I concur with the holding of the majority. I have chosen to write separately, however, to point out a misapprehension in the dissenting opinion concerning the elements, set forth in Travis, pertaining to a cause of action for the intentional or reckless infliction of emotional distress. As the majority indicates, a plaintiff must meet a high standard to sustain such a claim. Keyes v. Keyes, 182 W. Va. 802, 805, 392 S.E.2d 693, 696 (1990).

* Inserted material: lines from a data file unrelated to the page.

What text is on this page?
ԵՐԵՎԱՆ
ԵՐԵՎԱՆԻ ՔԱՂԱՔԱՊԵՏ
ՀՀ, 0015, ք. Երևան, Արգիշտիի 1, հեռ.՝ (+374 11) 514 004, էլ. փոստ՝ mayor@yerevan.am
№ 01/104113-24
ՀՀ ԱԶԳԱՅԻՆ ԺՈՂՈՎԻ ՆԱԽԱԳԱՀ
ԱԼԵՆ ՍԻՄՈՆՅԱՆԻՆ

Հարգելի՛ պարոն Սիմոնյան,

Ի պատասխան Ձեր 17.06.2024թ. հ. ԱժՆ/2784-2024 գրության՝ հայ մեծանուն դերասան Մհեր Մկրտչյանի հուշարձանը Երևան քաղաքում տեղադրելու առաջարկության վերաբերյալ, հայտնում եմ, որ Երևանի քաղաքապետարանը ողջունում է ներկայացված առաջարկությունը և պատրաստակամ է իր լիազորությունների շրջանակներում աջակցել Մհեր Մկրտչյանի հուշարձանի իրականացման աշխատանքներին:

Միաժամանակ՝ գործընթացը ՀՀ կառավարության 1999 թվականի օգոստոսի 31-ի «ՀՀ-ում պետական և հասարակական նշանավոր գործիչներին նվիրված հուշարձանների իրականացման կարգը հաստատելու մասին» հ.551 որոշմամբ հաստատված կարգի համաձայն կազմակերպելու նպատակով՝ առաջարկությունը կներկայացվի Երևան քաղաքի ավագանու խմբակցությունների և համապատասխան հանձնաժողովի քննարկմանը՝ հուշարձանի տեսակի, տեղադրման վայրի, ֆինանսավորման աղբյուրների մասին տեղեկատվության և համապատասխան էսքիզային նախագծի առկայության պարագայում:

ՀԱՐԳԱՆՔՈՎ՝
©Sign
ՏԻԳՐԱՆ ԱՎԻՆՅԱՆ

Here, the Circuit Court properly focused on the first element of the cause of action, described in Travis, which requires that the defendant's conduct be atrocious, intolerable, and so extreme and outrageous as to exceed the bounds of decency. As Travis suggests, if the defendant's conduct cannot be reasonably regarded as meeting that standard, then, even if the conduct is arguably unreasonable, the cause of action for the intentional or reckless infliction of emotional distress fails, and summary judgment is appropriate. Travis, 202 W. Va. at 375, 378, 504 S.E.2d at 425, 428. In this case, the Circuit Court so held and granted summary judgment in favor of Eastern Associated Coal Corp.

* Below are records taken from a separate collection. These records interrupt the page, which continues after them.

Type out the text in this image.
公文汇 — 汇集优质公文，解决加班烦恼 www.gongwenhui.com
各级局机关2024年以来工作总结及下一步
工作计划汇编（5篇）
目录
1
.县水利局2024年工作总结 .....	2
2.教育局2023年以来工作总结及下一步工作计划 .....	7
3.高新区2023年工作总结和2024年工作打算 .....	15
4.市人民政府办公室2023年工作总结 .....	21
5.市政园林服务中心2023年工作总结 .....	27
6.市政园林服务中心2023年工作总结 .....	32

Appellant Philyaw was told by Eastern that he would be fired if he permitted the dust levels to render the Harris No. 1 Mine out of compliance with the federal mine and safety regulations. That admonition, though bluntly stated, was consistent with Philyaw's duties as a safety supervisor to prevent harmful respirable dust at the Mine from exceeding the safety levels set forth in the regulations of the Mine Safety & Health Administration (MSHA) of the United States Department of Labor. Not noted in the dissenting opinion, however, is the fact that, beyond the above admonition of his employer, Philyaw could point to no overt conduct of Eastern supportive of his claim. Nor does the dissenting opinion note that Philyaw had alternatives, other than violating the federal regulations, to control the dust levels at the Mine, such as through the enforcement of Eastern's dust ventilation plan. The federal regulations and the ventilation plan were created to protect the safety of the coal miners.

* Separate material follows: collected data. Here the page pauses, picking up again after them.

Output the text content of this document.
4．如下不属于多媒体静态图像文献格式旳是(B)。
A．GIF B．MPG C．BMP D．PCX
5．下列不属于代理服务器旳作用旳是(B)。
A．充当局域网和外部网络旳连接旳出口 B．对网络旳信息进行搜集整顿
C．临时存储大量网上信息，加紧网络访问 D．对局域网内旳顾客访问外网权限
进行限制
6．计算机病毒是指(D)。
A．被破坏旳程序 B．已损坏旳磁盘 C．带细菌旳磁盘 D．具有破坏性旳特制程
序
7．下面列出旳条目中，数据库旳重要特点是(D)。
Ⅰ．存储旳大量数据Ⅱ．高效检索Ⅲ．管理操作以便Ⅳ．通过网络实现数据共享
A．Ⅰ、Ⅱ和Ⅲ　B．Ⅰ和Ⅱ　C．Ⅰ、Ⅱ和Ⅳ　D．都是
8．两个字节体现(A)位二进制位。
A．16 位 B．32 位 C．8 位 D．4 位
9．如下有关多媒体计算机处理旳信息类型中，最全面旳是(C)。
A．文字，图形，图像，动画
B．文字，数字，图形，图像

Finally, as stated in Travis, the third element of a cause of action for the intentional or reckless infliction of emotional distress requires that the emotional distress suffered by the plaintiff be caused by the defendant. See, Napier v. Stratton, 204 W. Va. 415, 418, 513 S.E.2d 463, 466 (1998) (the extreme and outrageous conduct must cause the emotional distress); Burgess v. Gateway Communications, 26 F.Supp.2d 888, 893 (S.D. W. Va. 1998) (the conduct of the defendant must cause the plaintiff to suffer emotional distress); 18 M.J. Torts § 2. (Matthew Bender & Co. 2005) (liability attaches when the emotional distress is caused by the extreme and outrageous conduct); 86 C.J.S. Torts § 69 (1997) (there must be actual and proximate causation of the emotional distress by the defendant's conduct). See generally, Sara L. Johnson, Annotation, Liability of Employer, Supervisor, or Manager for Intentionally or Recklessly Causing Employee Emotional
Distress, 52 A.L.R.4th 853 (1987). The majority opinion raises an issue regarding causation by suggesting that the federal regulations themselves and their inconsistent enforcement by the United States Department of Labor, rather than Eastern exclusively, may have contributed to Philyaw's mental breakdown. Although such an issue concerning causation is ostensibly a question for determination by a jury, it would not preclude the entry of summary judgment in this case in view of Philyaw's failure to establish the first element of a cause of action for the intentional or reckless infliction of emotional distress, as discussed above. Eastern's admonition to Philyaw was not atrocious, intolerable, and so extreme and outrageous as to exceed the bounds of decency. Had the admonition been unclear or equivocal, the safety of the coal miners at the Harris No. 1 Mine could have been compromised. Thus, based upon the record before this Court, Eastern was entitled to judgment as a matter of law.
Accordingly, I respectfully concur with the majority opinion of the Court.